Another day another dollar

We’ve discussed money terms that never mention money. Let’s now take a look at sayings that do use explicit money language. From “top dollar” and “fast buck” to “cold cash,” English teems with money vocabulary.

If you’ve married money, you’re laughing all the way to the bank. The same holds true if you’re made of money, are in the money, or are raking in the shekels.

Maybe that small fortune came because you hit pay dirt, or struck it rich. Maybe you inherited old money. Just don’t pour money down the drain or shoot your wad since it isn’t fun to fall off the gravy train.

Pay dirt was a synonym for “profit/success” by 1873. This sense evolved from pay-dirt as rich mineral ore in 1856. Gravy train (profitable situation) is 1920s U.S. slang. To ride the gravy train is to find easy financial success.

Several much-used sayings are now practically adages: “You pays your money and you takes your chances,” “Another day, another dollar,” “Put your money where your mouth is,” “Money to burn,” “The penny drops,” “Stop on a dime,” and, “Money talks.”

The penny drops is British, from 1951. It denotes “sudden realization” and originates in the idea of a coin dropped into a slot machine.

Some catchphrases describe feelings — “like a million bucks,” “right as ninepence,” “not give a tuppence,” “on the cheap.”

The word, money, is coupled with every sort of activity. “Take the money and run,” “mad money,” “hush money,” “rainy day money,” and “front money,” for example. We also have, “thin dimes,” “ten-spots,” “adobe dollars,” “bottom dollars,” “quick bucks,” “plugged nickels,” “pretty pennies,” “red cents,” and, “two cents.”

An adobe dollar is a Mexican peso. Not worth a plugged nickel (valueless) is 1940s slang originating because a “plugged” or “counterfeit” coin had an insertion of inferior metal.

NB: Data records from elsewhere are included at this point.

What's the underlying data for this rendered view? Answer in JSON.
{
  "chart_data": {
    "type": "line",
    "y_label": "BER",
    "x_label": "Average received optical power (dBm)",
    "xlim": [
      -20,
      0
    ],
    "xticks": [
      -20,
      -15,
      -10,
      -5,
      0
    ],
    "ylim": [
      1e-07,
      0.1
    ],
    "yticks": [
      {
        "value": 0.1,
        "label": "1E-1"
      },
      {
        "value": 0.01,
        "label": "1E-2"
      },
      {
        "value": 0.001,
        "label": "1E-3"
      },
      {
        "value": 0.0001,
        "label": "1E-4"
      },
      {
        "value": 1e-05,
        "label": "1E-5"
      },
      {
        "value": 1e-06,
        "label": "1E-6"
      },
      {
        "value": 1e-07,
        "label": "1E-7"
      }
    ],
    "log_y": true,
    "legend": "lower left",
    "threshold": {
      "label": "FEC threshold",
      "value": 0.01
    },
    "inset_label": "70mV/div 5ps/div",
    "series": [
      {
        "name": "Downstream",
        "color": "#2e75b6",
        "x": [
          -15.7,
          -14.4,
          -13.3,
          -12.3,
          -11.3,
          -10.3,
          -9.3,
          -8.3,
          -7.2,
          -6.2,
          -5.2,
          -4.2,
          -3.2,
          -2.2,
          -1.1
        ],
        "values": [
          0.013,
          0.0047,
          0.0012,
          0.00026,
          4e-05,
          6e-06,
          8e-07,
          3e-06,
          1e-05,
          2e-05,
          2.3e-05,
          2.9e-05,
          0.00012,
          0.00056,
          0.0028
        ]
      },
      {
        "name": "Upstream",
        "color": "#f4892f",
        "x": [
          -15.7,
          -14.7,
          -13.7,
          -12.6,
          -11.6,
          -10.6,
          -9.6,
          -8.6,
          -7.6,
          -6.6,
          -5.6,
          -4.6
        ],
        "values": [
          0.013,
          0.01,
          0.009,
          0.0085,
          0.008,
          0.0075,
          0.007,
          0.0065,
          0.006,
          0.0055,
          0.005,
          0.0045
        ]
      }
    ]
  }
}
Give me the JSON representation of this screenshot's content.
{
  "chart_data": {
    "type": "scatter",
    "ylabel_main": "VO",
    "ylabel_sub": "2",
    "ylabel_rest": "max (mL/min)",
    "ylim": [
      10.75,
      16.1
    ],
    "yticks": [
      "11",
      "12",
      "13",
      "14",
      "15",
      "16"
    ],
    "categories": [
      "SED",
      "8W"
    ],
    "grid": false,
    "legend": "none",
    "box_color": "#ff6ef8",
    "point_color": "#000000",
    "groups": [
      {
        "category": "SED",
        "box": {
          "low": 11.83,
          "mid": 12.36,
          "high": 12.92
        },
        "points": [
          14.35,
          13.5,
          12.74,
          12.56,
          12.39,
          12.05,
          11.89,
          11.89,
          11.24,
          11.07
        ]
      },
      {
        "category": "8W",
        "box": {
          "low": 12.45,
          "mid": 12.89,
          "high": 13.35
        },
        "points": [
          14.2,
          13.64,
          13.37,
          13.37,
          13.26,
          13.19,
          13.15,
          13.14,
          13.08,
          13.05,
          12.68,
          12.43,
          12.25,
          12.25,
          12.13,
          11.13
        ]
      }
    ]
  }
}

We often describe people by using a money term. We might say, “He’s worth a buck or two,” “He’s made of money,” “She’s a gold-digger,” or, “They’re rolling in money.” Similar terms are “penny-pincher,” “moneybags,” and, “nickel-nurser.”

The lack of money has inspired yet more clichés: “not a sou,” “not have two halfpennies to rub together,” “not have a red cent,” “a day late and a dollar short,” and, “nuppence.”

Quite a few common sayings relate to paying and payment. Many of these don’t specifically mention money but the implication is clear. Examples are, “pay through the nose,” “pay the freight,” “pay one’s shot,” “pay one’s dues,” “pay up,” “shell out,” “fork over,” “spring for,” “pony up,” “kick in,” “write a blank cheque,” “run a tab,” “ante up,” and, “chip in.”

Ante up can be dated to the mid-1800s. It arose in the gambling world where it indicated the initial payment into a poker pot. Today, it also means payment of money expected, for example, taxes.

In the first column about money, DaWood Ahmad of Humanity First was quoted as saying the way Canadians refer to money poses a problem for newcomers. Everything concerning money, however, must surely be a mystery to those who cannot easily speak English.